Attention to reform, not stats
5 July 1996
9 June 2003
17 November 1998
9 September 2003
20 December 2005
29 April 1997
JUDGES tend to be either inordinately proud of the role of judicial review in reining in the executive, or acutely conscious of the confines of the remedy.
My experience is that it depends on whether you catch them in administrative law conferences or court. More cynical observers might add that it also turns on the type of case under review. Lord Woolf is widely respected as a law lord of great learning and no little humanity. It was therefore disappointing to hear him say at a legal conference that there are some very important issues waiting to be resolved by way of review proceedings because of the large numbers of immigration and homelessness cases clogging up the system.
It is not difficult to understand judicial affection for the remedy. Judicial review gives great scope for judges to find in line with their sympathies. If absolute power corrupts absolutely, then extensive power is at least congenial. In the area of rights the scope for judicial control is enhanced by the absence of any core yardstick such as might be provided by incorporation of the European Convention of Human Rights.

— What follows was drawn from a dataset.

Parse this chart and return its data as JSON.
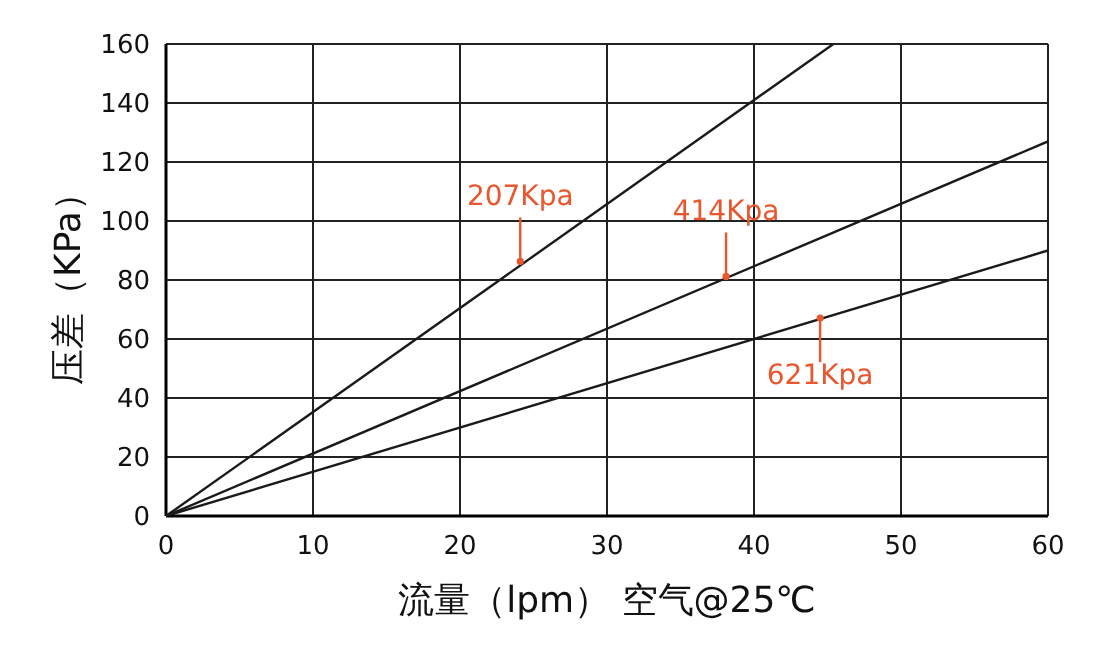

However it is not only the Government's failures which are marked by its long line of defeats before the European Court of Human Rights. Lord Woolf again in conference mode some years ago, suggested that there was no need to incorporate the convention because fundamental human rights were latent in the common law and simply awaited judicial discovery. If this is so, there has been a notable absence of prospectors.
Mr Justice Sedley was a voice destined to remain in the wilderness when he observed, in an unreported 1994 case, that it was "unreal and potentially unjust" to develop English public law without reference to the European Convention.
Too often in particular areas of law judges appear to share a world vision with the executive. This may be seen starkly in the removal of political activists on undisclosed national security grounds. Lord Denning's ringing claim that in some parts of the world national security has been used to infringe individual liberty "but not in England" must have had a cracked tone even in pre-Scott days.
The Government may not regard judicial review as warmly as does the judiciary, but it shares the same conflicting perceptions of the remedy's scope. For government lawyers in the domestic courts, judicial review is merely a supervisory remedy on points of law. On the other hand those same lawyers argue in the European Court that review is a subtle domestic remedy effective to catch Human Rights Convention breaches.
Whether or not for this affinity of sentiment between the Government and the bench, the practice of review in immigration cases has changed out of all recognition in recent years. Formidable timetables are imposed by the Home Office (48 hours to secure leave in some cases) without any apparent demur by the courts. The Home Office is routinely represented in fully contested ex parte applications for leave. Most cases are conceded if leave is granted. One experienced junior commented to me ruefully that he regarded it as a mark of his success that his cases rarely came to full hearing anymore. The result is a dearth of case-law beneficial to applicants, and close Home Office control of what cases (and on what facts) are finally determined.
Ultimately judicial review itself is not to be assessed by its potential but by its results and the remedy will follow the sympathies of those who control it. I recall a refugee case some years ago when a judge leaned across the bench to demand of my counsel: "Will this take long Mr Davies, only I've a sensitive company merger application to deal with."